J&J claims higher R&D productivity than peers
- At its biennial Pharmaceutical Business Review Meeting, Johnson & Johnson announced that its pharma arm, Janssen Pharmaceutical, expected to submit or launch around 14 new drugs between now and 2021, with more than 10 having potential blockbuster status.
- Also planned are over 50 line-extension filings. The company has received approval for 11 new molecular entities from the Food and Drug Administration since 2011.
- Janssen expects to add a sixth therapeutic area, pulmonary arterial hypertension, as it closes its acquisition of Actelion this year. It currently focuses on immunology, infectious Diseases & vaccines, neuroscience, cardiovascular & metabolism, and oncology.

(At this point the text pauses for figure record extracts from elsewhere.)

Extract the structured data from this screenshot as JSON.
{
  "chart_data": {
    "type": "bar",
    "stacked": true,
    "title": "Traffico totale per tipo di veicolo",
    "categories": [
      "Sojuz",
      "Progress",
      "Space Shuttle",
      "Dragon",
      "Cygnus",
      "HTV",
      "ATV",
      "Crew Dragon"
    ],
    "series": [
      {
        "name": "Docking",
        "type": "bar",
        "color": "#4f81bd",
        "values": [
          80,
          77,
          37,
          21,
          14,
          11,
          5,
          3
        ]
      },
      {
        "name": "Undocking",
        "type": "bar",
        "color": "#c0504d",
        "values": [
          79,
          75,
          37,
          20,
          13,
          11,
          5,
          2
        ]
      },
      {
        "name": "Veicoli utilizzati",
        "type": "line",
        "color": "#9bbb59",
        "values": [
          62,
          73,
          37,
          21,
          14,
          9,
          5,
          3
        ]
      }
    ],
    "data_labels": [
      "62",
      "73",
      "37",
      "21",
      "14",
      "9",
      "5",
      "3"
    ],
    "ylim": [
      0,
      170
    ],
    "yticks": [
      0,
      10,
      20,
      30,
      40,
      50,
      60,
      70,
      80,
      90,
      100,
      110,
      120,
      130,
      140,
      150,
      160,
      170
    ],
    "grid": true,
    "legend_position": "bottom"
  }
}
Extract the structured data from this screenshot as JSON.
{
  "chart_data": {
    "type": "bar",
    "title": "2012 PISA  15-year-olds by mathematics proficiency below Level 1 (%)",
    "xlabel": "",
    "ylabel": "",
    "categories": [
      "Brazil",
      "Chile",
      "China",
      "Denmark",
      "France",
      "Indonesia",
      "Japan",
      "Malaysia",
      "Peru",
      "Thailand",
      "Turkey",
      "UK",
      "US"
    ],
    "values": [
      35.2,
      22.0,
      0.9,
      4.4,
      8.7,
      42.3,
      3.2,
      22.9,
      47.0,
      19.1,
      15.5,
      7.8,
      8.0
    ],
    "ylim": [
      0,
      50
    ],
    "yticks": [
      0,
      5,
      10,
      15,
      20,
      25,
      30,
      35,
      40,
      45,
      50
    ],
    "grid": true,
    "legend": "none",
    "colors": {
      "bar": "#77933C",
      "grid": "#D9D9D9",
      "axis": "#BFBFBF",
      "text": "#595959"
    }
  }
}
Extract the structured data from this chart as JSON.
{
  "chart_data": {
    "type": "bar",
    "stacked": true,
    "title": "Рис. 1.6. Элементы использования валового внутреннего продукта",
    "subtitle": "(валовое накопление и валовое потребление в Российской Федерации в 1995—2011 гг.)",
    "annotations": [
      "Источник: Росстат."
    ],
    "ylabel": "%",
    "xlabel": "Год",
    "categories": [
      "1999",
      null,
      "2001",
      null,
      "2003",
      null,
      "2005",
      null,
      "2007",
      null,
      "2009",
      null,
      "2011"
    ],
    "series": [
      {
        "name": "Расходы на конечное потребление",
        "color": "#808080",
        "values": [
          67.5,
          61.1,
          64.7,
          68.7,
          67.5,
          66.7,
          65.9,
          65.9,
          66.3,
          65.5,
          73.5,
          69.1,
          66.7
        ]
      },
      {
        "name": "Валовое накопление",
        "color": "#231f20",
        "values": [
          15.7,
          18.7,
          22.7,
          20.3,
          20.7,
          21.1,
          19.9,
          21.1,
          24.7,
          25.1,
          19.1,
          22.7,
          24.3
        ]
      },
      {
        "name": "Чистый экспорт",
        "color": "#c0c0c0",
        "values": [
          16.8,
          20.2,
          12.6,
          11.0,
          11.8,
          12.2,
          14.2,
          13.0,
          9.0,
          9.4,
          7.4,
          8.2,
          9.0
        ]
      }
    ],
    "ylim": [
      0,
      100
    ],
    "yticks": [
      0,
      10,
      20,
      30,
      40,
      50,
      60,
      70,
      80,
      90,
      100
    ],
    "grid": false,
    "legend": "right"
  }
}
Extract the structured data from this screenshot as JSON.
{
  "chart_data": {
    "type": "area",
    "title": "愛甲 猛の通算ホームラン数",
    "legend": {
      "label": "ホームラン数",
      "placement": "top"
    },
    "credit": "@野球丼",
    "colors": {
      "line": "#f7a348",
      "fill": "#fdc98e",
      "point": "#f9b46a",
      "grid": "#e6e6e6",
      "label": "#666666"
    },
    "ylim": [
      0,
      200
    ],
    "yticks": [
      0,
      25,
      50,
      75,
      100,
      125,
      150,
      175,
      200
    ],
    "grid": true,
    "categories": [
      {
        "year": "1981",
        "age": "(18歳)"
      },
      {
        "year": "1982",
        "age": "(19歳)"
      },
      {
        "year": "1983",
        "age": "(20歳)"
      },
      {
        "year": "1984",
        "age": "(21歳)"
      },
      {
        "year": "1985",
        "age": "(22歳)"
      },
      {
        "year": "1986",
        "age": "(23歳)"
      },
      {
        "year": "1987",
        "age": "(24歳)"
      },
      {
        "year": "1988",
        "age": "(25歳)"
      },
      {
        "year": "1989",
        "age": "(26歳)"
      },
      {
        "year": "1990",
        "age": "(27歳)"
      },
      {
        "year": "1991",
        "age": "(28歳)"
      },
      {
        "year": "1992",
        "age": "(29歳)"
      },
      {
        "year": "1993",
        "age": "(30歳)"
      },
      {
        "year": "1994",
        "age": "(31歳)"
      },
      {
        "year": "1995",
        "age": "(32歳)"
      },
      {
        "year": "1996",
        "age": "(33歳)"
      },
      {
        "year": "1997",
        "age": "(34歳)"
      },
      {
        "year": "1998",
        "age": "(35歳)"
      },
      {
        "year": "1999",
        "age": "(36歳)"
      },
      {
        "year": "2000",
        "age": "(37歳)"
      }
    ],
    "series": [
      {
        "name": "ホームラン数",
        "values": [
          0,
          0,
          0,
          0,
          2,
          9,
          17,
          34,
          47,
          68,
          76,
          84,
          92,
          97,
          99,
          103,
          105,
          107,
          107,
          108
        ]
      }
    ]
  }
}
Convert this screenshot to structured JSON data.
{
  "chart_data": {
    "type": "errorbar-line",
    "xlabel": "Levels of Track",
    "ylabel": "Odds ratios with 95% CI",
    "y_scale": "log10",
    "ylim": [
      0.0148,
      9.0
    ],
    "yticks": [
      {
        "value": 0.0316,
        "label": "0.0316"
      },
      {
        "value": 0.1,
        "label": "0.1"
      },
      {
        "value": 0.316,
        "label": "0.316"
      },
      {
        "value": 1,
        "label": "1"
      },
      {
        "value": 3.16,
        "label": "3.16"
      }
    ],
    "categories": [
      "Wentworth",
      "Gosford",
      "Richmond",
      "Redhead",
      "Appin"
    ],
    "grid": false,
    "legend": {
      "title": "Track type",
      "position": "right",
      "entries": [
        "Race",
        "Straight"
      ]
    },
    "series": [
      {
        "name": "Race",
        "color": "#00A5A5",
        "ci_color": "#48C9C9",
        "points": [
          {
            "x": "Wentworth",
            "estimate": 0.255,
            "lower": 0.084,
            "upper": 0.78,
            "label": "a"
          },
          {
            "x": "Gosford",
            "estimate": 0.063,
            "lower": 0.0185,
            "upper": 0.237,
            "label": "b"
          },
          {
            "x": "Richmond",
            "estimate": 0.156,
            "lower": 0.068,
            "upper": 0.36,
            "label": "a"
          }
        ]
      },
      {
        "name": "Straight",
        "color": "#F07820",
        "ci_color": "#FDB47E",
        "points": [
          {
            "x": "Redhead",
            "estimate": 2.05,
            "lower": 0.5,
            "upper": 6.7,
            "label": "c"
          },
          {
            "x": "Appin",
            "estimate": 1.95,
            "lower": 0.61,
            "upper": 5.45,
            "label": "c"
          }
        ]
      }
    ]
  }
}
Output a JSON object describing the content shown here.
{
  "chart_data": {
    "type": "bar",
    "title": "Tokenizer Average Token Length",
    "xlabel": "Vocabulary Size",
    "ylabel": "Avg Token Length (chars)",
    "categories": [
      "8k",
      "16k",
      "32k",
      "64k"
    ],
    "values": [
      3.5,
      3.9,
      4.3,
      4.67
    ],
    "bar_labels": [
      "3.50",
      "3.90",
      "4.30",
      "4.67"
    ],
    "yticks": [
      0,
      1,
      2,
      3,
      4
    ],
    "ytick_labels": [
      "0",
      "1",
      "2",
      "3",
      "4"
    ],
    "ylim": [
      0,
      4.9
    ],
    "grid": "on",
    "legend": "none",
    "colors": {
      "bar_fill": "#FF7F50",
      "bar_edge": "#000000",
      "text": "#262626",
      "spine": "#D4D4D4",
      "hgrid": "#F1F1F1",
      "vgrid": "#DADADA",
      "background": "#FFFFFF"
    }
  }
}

Johnson & Johnson expects the 12 blockbusters in the current portfolio, with growth of these predicted as by volume rather than price, and the innovation in its current pipeline to rocket growth over the next two years.
In 2016, the company invested $7 billion into R&D, 55% more than was spent on sales and marketing. While the anticipated acquisition of Actelion, which will add in marketed and late-stage pipeline products in pulmonary arterial hypertension, to be another major growth driver.
"We have made more submissions to the FDA since 2011 than any other pharma company," said William N. Hait, global head of R&D. "Since 2010, our Phase 1 to Phase 3 median cycle time has fallen. We can now move drugs through the cycle 1.5 years faster than our competitors. Our success rate has tripled whereas that of others has doubled; we can now expect to start development of seven pre-clinical assets per successful launch, compared with 16 for other pharma companies," said Hait.
Janssen's immunology franchise currently has three blockbuster products – Remicade (infliximab), Simponi (golimumab) and Stelara (ustekinumab), but Remicade is facing biosimilar competition and so its sales are in decline. As Joaquin Duato, worldwide chair of pharmaceuticals, explained, this franchise will be boosted by the addition of guselkumab for psoriasis and sirukumab for rheumatoid arthritis, both of which are expected to be approved in 2017.
"We expect five products to be the cornerstone of our portfolio in the next five years, bringing in more than $4 billion by 2021," said Duato. "These are Darzalex (daratumumab) for multiple myeloma, the oral anticoagulant Xarelto (rivaroxaban), Invega Sustenna/Xeplion (paliperidone palmitate), Imbruvica (ibrutinib) in chronic lymphocytic leukemia and Stelara."
The company isn't just focusing on diversification across products, but geographies, as well. China is rapidly becoming one of the most important markets globally. Johnson and Johnson has R&D operations in Shanghai and Beijing.
"We are working to develop drugs for diseases that are unique to people in China. As an example, lung cancer is a massive problem in China, and a focus for the Chinese R&D group," said Hait.
While the management team on the call would not confirm the Chinese R&D budget, they confirmed that money in the global budget could be allocated to work in China.
It's not necessarily going to go all J&J's way over the next few years, however, despite the very upbeat tone of the call, as Duato said: "There are some headwinds putting pressure on pricing. The company has also hit a snag with its type 2 diabetes drug Involana/Invokamet (canagliflozin), and yesterday, the FDA issued a warning about an increased risk of leg and foot amputations.
"We have seen this in patients that are at high risk of cardiovascular events, or who have had prior amputations. The incidence is low and we have to put this in context," said Hait.